İki ayaklı çekirge sürüsü gibi ülkenin geleceğine çökerek, ülkenin ve milletin mal varlıklarını sırf kendi saltanatları için israf edenler, Allah’la toplumu aldatma yolunu seçenler bu yaptıklarının toplumda ve yüce Allah nezdinde de kabul görmeyeceğini bilmelidirler. Zira halk yokluk ve sefalet içerisinde olup kendisine bu eziyeti yapanları af etmeyecektir. Zira halkımız elinde ki oy hakkıyla bu iki ayaklı çekirge sürüsünü ters yüz etmeye niyetlidir. Daha düne kadar su zengini olan ülke uygulanan yanlış politikalar yüzünden ormanlarını-su kaynaklarını yitirmiş talan edercesine beton yığınlarına dönüşmüştür. Ülkenin üstüne çöken bu iki ayaklı çekirge sürüsünün oluşturduğu gelecek yüzünden kuraklığa mahkûm olmuştur.
Bu kuraklığın oluşmasına sebep oluşturanlar bununla beraber oluşan hak-hukuk-adalet-insan hakları demokraside olduğu gibi ülke ekonomisinin de üzerine çökerek kurutmuşlardır. Nalıncı keseri gibi işleyen Hukukun kime ne muhabbetle baktığının, kimini de müebbetle yargıladığının önemi bile kalmamıştır.
Daha dün imzalayarak başını çektiğimiz Avrupa İnsan Hakları Mahkemesinin kararlarını bile itibar etmeyerek Türkiye’yi yaptırımlara karşı savunmasız bırakmıştır. Çekirge sürüsü gibi liyakatsiz-cahil-aç ve öngörüsüz insanların hesabına gelen şekilde ülkeyi kemirip talan ettiği tescil edilmiştir.
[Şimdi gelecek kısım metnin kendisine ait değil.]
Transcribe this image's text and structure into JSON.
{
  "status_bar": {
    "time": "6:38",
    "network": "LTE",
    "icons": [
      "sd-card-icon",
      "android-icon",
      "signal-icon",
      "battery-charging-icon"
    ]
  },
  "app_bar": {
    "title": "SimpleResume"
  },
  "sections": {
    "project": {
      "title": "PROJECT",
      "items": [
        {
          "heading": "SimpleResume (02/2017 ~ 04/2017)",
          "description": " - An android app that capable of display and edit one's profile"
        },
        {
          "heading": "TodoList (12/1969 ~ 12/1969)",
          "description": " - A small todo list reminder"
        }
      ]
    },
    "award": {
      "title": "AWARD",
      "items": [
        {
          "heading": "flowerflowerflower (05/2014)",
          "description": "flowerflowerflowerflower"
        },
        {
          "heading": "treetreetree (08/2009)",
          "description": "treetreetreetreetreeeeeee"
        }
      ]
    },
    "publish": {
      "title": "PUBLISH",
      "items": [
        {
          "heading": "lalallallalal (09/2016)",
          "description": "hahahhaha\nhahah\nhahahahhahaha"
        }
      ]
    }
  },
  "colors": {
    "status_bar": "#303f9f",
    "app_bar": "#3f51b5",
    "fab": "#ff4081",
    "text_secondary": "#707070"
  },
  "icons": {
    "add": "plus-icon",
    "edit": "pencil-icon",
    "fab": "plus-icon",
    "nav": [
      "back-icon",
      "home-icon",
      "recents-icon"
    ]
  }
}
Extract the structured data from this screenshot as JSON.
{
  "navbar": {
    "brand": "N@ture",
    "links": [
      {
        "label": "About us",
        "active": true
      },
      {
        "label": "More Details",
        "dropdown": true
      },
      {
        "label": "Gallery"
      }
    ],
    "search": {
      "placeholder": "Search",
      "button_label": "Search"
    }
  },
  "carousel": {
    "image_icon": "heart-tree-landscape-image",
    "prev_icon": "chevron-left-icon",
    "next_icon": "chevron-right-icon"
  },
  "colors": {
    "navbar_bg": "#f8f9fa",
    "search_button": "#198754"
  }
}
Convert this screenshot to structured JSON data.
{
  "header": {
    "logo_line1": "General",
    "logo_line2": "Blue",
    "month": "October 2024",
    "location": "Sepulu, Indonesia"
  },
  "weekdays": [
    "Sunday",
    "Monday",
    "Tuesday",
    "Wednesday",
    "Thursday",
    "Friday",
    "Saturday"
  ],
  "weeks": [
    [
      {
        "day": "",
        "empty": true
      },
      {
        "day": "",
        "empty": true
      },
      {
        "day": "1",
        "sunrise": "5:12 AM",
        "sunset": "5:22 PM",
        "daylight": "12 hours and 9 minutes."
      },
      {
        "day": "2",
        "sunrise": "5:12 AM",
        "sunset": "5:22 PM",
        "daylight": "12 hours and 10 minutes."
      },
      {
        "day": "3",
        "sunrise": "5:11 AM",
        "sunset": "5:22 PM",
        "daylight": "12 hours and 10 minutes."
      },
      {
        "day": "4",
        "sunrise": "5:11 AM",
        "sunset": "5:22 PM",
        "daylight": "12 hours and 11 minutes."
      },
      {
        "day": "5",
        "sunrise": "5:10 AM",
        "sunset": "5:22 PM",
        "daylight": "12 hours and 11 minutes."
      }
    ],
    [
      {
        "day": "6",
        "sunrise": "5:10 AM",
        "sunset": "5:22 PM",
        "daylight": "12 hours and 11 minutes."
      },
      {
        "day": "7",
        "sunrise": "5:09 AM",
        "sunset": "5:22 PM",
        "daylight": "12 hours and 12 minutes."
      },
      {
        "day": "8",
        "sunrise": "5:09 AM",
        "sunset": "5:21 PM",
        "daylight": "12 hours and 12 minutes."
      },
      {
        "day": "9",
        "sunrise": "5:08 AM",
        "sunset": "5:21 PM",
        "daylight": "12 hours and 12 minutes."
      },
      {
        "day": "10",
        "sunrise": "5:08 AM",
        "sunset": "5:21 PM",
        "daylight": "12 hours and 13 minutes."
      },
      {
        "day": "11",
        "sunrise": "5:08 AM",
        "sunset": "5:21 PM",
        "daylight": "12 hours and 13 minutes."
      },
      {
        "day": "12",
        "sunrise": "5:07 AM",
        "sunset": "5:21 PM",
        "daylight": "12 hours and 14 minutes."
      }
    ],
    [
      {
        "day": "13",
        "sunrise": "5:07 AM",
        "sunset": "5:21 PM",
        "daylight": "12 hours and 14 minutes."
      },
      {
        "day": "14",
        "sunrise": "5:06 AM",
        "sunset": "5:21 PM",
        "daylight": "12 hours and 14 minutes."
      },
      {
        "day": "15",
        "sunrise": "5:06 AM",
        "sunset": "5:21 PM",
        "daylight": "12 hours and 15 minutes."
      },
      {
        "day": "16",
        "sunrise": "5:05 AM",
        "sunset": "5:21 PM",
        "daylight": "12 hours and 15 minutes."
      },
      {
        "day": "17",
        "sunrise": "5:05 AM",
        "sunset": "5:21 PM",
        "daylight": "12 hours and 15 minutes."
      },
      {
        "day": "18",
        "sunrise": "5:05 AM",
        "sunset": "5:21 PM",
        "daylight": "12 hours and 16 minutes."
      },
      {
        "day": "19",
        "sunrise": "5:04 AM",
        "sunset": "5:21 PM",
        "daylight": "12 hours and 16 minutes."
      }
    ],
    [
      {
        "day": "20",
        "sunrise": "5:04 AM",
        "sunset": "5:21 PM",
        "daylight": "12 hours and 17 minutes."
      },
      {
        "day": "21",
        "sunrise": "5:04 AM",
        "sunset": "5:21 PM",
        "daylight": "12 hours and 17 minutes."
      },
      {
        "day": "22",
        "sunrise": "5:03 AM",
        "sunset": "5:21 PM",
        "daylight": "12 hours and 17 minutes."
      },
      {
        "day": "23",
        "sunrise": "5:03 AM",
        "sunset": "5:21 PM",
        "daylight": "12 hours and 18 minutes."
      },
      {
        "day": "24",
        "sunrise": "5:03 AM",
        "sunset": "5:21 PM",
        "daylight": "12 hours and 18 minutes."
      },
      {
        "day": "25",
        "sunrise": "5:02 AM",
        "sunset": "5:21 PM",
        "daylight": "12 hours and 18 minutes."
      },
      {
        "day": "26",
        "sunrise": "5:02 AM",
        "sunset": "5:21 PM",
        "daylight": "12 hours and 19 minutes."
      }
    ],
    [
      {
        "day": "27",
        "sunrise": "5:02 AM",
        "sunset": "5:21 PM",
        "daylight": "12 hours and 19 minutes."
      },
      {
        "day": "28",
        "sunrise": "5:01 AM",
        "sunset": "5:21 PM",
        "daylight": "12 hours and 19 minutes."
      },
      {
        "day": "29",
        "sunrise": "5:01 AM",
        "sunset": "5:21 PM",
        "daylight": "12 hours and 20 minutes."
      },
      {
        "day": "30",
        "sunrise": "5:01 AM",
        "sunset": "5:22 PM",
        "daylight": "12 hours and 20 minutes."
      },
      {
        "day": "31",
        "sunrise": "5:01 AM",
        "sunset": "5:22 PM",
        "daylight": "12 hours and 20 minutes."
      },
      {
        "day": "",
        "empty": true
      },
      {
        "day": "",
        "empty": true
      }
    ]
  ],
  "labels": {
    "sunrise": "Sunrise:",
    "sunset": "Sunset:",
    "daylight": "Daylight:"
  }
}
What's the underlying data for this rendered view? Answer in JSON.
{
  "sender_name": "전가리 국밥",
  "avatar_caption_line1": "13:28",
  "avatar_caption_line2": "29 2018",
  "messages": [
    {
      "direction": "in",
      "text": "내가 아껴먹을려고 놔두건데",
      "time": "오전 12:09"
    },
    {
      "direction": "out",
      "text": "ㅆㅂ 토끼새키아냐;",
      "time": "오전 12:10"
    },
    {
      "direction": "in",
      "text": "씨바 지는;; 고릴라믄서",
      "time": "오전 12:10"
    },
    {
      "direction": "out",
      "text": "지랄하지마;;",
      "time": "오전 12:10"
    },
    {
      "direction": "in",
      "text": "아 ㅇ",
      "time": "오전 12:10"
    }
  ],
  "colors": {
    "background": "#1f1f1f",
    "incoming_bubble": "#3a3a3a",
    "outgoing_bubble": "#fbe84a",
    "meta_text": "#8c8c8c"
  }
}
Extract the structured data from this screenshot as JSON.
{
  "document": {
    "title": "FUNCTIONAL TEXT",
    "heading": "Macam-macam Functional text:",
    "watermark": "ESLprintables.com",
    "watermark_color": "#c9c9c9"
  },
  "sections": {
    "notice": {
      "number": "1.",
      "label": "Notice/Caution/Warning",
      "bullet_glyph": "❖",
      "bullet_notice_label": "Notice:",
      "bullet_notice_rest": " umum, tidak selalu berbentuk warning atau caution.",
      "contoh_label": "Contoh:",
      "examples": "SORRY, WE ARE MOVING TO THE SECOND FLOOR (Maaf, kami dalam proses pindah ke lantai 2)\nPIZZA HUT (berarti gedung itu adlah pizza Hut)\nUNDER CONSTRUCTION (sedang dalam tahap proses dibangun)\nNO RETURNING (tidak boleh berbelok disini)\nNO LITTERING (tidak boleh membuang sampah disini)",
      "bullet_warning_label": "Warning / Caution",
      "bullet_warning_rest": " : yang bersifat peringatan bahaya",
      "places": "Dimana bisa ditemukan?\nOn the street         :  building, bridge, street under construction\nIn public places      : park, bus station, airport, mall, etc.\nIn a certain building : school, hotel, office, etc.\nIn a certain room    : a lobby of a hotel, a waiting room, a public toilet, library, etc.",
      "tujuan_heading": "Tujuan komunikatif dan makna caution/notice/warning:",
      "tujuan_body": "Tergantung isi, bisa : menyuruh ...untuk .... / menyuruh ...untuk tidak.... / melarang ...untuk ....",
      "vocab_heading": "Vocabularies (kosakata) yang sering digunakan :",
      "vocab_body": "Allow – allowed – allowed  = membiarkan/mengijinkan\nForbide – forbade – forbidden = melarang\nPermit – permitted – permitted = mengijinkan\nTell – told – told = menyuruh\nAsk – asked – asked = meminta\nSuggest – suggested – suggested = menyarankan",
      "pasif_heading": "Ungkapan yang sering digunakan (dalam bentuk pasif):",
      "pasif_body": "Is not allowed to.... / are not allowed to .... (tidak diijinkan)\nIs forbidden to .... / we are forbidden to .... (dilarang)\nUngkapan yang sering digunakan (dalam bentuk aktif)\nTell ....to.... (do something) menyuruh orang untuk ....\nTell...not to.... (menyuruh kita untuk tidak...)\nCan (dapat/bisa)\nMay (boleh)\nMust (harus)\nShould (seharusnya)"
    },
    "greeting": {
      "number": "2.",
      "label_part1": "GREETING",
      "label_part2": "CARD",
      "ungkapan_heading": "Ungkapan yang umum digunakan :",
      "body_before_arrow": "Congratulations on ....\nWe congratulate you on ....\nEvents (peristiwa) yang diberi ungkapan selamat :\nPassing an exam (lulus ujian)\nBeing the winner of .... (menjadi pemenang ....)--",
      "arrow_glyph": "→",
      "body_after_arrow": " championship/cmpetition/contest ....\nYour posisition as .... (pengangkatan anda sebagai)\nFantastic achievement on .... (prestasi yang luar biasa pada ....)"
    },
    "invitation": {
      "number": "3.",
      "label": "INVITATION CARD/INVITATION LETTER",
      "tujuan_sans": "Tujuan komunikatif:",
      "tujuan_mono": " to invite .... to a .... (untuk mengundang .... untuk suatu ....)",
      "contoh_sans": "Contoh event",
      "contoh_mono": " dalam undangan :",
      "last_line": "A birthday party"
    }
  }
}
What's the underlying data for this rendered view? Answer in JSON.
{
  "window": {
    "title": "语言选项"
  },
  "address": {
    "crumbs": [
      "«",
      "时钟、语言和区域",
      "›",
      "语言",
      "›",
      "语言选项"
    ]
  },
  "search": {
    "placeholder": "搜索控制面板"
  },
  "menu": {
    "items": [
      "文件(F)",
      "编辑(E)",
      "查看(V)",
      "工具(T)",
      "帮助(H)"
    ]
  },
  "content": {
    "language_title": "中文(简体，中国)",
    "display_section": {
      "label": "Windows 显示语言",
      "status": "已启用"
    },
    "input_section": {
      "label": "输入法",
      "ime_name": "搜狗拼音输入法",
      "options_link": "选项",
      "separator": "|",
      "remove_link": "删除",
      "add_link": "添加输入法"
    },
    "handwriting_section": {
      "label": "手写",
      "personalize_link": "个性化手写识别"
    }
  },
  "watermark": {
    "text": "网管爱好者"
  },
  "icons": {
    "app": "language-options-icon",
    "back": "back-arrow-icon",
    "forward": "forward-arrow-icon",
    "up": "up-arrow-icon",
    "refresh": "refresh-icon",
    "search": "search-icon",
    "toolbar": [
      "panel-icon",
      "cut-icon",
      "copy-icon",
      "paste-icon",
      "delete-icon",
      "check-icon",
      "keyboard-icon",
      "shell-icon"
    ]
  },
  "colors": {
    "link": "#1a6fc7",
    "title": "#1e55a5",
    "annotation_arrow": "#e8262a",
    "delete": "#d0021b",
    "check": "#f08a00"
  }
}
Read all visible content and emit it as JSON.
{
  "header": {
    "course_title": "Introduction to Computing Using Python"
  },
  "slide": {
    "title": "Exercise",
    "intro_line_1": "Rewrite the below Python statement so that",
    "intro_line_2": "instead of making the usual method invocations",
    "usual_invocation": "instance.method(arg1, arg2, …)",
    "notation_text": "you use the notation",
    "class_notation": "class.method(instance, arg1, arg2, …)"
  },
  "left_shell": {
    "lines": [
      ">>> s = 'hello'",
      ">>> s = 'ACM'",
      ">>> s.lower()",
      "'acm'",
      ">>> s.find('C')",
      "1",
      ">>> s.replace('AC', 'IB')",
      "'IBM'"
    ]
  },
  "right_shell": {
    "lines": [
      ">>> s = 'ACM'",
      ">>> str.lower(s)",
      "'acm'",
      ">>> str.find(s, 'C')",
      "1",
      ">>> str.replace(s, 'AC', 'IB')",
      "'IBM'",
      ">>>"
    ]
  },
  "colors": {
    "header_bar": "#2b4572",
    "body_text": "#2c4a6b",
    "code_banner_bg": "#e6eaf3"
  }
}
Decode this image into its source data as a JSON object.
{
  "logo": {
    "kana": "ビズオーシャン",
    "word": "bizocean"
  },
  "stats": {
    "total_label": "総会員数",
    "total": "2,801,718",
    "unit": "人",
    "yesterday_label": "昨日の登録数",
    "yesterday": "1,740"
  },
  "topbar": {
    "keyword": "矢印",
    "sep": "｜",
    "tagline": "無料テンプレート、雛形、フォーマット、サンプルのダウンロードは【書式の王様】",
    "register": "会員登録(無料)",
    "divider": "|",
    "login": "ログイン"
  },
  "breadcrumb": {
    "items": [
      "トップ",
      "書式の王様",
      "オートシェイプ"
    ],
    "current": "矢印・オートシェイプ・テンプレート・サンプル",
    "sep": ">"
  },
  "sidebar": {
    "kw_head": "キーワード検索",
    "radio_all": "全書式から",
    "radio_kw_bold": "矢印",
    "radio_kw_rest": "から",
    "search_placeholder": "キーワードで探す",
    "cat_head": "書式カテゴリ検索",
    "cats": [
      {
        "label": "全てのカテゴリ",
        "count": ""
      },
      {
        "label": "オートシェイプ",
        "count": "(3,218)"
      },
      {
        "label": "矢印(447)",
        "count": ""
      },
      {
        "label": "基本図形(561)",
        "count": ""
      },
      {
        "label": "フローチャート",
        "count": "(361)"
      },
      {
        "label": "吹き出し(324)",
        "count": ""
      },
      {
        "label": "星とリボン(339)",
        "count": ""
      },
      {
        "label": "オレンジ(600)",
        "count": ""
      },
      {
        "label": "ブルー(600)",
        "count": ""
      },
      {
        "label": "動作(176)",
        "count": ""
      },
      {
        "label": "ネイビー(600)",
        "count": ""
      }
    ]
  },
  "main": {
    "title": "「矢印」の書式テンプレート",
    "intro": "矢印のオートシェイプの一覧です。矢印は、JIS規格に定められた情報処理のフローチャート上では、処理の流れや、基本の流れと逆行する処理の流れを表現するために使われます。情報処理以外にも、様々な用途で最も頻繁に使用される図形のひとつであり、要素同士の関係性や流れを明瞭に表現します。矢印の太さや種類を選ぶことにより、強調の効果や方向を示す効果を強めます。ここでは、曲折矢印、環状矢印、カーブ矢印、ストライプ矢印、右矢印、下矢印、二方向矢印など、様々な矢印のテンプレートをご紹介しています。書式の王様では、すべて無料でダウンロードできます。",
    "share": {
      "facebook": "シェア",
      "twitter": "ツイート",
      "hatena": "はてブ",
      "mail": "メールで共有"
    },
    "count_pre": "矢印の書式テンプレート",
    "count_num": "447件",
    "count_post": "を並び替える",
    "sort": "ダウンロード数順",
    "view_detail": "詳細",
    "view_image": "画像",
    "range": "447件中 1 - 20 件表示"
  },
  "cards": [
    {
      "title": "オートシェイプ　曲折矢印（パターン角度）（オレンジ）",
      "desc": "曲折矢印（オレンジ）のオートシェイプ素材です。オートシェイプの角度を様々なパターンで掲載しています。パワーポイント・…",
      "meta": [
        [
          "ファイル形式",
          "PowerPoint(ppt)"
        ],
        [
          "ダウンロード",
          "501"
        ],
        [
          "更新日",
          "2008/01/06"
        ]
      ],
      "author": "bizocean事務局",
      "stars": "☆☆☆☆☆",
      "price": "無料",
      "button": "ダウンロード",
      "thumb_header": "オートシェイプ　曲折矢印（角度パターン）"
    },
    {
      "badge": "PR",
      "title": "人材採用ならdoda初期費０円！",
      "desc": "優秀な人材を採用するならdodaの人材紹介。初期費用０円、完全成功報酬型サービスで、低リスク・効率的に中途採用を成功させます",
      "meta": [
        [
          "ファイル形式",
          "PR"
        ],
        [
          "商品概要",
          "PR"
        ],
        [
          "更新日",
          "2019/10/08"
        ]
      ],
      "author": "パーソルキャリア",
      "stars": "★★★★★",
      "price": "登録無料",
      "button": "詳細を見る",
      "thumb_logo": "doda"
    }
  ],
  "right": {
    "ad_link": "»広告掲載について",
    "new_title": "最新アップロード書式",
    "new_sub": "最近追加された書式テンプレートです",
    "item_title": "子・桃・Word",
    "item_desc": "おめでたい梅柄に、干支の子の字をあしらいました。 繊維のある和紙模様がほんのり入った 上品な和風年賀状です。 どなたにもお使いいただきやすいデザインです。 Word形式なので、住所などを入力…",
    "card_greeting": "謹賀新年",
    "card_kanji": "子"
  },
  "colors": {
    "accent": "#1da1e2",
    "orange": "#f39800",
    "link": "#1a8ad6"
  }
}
Artık halk yaşadığı ve yaşatıldığı olumsuzlukların dinin-İnancın kültürel kodlarının kullanılmaması yolunda bir zincirin halkalarını oluşturmuş, Allah’la aldatma yolunu seçenlere, çekirge sürüsü gibi ülkenin ve halkın geleceğine çökenlere dur demek için birlik olmuşlardır.
Artık ortaçağ da kalmış düşünceleri bu millete din olarak, alın yazısı olarak yazdırmak mümkün olmayacaktır. Türkiye Taliban Cumhuriyeti değildir. Türkiye, laik-demokrat bir hukuk devletidir. Bu şekilde de yaşayacaktır.